Introduction


Dante's poem relating his heavenly ordained journey through Hell, Purgatory and Paradise enjoyed immediate success: more than 600 surviving manuscripts of the Divine Comedy produced during the 14th century attest to the work's popularity. Consequently, Dante's vernacular classic was among the first books to be printed when the new technology of moveable type was introduced into Italy from Germany during the 1460s and 1470s. Publishers and printers repeatedly turned to Dante for his proven marketability throughout the Renaissance. The editorial history of Dante's poem thus presents in concentrated form a history of the early modern book trade: that is, of the ways in which editions of the literary classics were prepared, produced, marketed and sold between the late 15th and early 17th centuries. This exhibition presents a panoramic perspective on the material history of the early modern printed book including a wide variety of book sizes, page designs, typography and iconographical programs. The Renaissance editorial history of the Divine Comedy vividly illustrates how the literary classic became an object of commercial exchange, subject to market forces in the age of print.

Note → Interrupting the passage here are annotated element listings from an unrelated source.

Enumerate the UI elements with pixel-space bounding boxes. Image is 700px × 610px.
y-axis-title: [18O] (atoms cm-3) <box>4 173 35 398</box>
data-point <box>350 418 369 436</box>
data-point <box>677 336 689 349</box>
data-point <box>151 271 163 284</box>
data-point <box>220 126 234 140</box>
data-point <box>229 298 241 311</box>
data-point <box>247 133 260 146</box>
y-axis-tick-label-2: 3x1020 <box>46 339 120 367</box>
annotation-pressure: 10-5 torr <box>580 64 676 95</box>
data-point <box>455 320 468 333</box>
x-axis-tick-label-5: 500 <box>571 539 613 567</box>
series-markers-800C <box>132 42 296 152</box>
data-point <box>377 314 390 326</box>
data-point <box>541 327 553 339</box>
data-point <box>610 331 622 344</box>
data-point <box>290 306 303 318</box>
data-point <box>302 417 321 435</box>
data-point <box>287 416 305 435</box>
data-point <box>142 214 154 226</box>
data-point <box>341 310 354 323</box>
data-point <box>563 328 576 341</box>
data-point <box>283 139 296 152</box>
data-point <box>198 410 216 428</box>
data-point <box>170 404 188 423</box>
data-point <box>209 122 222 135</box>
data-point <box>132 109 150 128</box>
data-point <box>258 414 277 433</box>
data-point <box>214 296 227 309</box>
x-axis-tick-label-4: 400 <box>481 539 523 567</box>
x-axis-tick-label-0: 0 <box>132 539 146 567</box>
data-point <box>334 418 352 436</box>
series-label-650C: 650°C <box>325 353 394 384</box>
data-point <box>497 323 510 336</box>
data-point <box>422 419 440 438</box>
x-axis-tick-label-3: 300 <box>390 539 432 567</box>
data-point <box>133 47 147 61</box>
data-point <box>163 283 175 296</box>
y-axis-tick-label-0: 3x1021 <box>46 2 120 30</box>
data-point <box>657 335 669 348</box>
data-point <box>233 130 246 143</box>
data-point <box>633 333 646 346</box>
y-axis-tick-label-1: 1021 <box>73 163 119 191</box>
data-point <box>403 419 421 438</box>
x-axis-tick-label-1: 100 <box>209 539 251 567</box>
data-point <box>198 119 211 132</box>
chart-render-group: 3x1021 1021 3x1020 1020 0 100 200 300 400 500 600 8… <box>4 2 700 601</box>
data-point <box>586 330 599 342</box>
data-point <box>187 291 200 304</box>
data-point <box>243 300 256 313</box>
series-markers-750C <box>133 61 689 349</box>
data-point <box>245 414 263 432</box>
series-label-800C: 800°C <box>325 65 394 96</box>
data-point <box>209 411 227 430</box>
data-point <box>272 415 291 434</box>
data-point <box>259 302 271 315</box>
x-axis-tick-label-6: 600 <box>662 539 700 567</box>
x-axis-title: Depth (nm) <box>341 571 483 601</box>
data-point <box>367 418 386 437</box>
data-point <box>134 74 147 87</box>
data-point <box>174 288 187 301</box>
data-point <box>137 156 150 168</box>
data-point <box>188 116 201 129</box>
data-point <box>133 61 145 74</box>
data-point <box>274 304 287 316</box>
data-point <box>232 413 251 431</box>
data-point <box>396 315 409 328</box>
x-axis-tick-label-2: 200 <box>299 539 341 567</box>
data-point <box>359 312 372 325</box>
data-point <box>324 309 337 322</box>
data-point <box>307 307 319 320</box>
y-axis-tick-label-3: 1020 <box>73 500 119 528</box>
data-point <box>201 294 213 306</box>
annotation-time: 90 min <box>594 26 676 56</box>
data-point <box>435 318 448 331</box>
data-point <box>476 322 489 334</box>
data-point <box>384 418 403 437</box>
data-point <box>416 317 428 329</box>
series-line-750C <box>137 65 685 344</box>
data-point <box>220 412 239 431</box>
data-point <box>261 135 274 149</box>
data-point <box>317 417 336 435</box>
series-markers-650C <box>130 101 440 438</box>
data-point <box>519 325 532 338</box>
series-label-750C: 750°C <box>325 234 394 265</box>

The editorial history of the Divine Comedy also reflects the critical reception of the poem during the Renaissance. The traditional competition between "Dante the theologian" and "Dante the poet" finds expression in the ongoing editorial rivalry between oversized editions overflowing with scholarly commentary and elegant portable volumes without commentary designed to appeal to both courtly and bourgeois readers of Dante, the vernacular poet. Most importantly, however, Dante's poem plays a central role in the Renaissance creation of a national Italian linguistic and literary identity. The establishment of an authoritative text of the Divine Comedy, and generally speaking, questions surrounding Dante's language, were the focus of a controversy between Florence and other Italian centers about the appropriate linguistic and rhetorical model for Italian literature. The process by which the Florentine Dante's poem came to be canonized as an "Italian" classic roughly parallels the process by which the Florentine vernacular came to be adopted as the literary language throughout the peninsula, thus reducing the regional languages of Italy to dialect status.

Finally however, the history of the critical reception of Dante's poem during the Renaissance is also a story about the poem's decline in popularity. The prophetic claims and religious fervor of the Divine Comedy, no less than the poem's unorthodox language and style, were incompatible with the neo-classicism of Renaissance literary culture, which preferred the lyric poetry of Petrarch. Dante in fact assumes a marginalized (albeit classic) status with respect to Petrarch in the Italian tradition at this time. As the Renaissance advanced and matured into Mannerism and the Baroque, the distance between "modern" cultural and literary sensibilities and the "medieval" poet grew larger. Significantly, only three editions of the Divine Comedy appeared during the 17th century. Indeed, Dante will not return to the fore until the 19th and 20th centuries, and only then will the Divine Comedy finally achieve its now familiar status as a classic of world literature.